Installation view of “Future Reefs” by Miguel Sbastida at The Power Station in Dallas.

Miguel Sbastida, Future Reefs at The Power Station, April 3 – June 21, 2024 

Miguel Sbastida’s exhibition at The Power Station, organized by Picnic Curatorial Projects, offers a captivating exploration of the intersection between art, nature, and technology.

Sbastida’s sculptures, housed within a Japanese tea shed, exude an organic materiality that invites viewers into a realm of sensory immersion. The artist’s fascination with adaptation is palpable, as modular sculptures morph and evolve to new shapes, creating an intimate relationship between artwork and viewer.

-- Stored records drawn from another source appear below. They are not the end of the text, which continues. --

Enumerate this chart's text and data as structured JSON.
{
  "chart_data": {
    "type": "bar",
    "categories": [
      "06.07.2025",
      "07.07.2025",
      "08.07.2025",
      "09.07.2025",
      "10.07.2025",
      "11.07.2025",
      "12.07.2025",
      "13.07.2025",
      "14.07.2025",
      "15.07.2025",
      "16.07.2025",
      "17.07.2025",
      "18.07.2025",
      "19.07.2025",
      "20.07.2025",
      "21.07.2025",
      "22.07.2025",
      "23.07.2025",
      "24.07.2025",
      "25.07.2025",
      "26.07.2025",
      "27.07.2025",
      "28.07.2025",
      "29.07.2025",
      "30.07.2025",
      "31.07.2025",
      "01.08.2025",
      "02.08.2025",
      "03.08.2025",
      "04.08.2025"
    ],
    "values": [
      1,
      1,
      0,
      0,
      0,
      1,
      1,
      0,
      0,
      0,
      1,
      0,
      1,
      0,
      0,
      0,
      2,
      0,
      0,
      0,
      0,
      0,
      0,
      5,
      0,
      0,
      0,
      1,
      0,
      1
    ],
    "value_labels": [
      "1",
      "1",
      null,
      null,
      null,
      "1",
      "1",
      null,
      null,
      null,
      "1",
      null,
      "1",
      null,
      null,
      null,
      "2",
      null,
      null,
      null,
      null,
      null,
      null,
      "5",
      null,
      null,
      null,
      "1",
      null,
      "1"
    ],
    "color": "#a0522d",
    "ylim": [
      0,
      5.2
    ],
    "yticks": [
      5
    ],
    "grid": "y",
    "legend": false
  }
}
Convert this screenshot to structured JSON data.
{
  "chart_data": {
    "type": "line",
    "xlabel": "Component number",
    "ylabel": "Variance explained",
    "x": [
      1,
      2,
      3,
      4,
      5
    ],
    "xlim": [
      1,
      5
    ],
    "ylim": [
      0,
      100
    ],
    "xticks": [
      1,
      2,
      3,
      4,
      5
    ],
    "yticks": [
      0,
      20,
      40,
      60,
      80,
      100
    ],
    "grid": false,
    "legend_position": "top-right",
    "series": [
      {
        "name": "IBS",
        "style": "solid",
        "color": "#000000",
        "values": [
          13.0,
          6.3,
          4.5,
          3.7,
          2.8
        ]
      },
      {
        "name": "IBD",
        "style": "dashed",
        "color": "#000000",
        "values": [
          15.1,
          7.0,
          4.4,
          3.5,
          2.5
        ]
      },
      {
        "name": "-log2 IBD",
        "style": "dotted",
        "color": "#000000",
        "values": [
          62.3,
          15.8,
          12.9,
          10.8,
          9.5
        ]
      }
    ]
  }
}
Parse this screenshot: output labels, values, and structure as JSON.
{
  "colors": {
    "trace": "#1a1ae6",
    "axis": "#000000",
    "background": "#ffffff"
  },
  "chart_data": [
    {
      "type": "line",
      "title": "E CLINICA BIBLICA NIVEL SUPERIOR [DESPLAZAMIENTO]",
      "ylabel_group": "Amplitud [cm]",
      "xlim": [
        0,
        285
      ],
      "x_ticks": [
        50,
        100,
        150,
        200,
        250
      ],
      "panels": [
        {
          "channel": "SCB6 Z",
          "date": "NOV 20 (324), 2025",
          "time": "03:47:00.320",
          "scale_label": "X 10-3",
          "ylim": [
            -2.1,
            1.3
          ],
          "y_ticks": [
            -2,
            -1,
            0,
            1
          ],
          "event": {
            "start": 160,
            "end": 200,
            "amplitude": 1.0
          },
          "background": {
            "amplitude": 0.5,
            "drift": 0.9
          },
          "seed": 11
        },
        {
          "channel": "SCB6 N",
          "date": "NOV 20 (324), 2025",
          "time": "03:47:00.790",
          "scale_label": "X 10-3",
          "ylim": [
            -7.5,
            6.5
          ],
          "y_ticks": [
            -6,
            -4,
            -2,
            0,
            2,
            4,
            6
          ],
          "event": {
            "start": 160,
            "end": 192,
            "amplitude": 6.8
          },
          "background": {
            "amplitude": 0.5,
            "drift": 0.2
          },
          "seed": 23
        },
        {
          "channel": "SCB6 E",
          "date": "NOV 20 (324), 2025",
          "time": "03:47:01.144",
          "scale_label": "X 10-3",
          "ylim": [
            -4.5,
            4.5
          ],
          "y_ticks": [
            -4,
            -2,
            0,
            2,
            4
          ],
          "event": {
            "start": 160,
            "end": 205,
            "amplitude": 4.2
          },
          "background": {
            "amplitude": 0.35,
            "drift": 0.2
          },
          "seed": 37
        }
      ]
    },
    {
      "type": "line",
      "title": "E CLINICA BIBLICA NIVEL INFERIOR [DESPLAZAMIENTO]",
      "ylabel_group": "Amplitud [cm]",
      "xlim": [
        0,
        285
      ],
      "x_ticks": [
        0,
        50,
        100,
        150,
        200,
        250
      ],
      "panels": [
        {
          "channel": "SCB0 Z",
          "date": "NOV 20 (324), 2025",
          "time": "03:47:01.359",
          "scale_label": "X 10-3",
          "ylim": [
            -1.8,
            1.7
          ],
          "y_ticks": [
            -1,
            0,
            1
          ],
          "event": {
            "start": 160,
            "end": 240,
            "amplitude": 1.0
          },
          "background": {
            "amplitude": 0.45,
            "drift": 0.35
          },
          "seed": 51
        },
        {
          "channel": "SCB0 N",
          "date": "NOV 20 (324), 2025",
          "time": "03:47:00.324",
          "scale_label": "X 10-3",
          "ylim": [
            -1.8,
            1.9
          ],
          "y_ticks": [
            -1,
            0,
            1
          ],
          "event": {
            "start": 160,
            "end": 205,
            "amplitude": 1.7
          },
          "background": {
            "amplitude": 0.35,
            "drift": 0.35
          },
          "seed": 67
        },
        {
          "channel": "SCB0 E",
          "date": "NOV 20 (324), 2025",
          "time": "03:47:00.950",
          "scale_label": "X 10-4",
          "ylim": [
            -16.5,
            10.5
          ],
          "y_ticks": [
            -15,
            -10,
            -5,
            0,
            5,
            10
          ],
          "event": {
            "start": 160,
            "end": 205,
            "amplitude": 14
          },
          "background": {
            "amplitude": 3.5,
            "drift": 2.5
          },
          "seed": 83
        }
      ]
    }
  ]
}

“Sound is the main,” Sbastida told me about his immersive installation, where audio recordings from a coral reef off the coast of Galveston transport viewers into the depths of the aquatic biome. Through sound mapping and filtration, Sbastida reveals the complex interdependencies of post-natural ecologies, blurring the lines between natural and artificial, human and other.

The sculptures came alive under the moonlight, as was the case during the nighttime opening reception, mirroring the spawning of coral reefs with mesmerizing blue lights. Sbastida’s keen attention to detail extends beyond the visual realm, as microphones capture the sounds of reeds degrading and evolving, echoing the future of coral reefs and the impact of acoustic enrichment technologies.

With industrial materials like steel rods and amplifiers, Sbastida explores the morphology of coral and the symbiotic relationships that define our changing world. As viewers navigate through the exhibition, they are confronted with the fragility of ecosystems and the urgent need for ecological stewardship.


William Sarradet is the Assistant Editor for Glasstire.

Correction June 8, 2024: A previous version of this article misnamed and noted incorrect run dates for Kelli Vance’s exhibition at Cris Worley Fine Arts. The error has been corrected.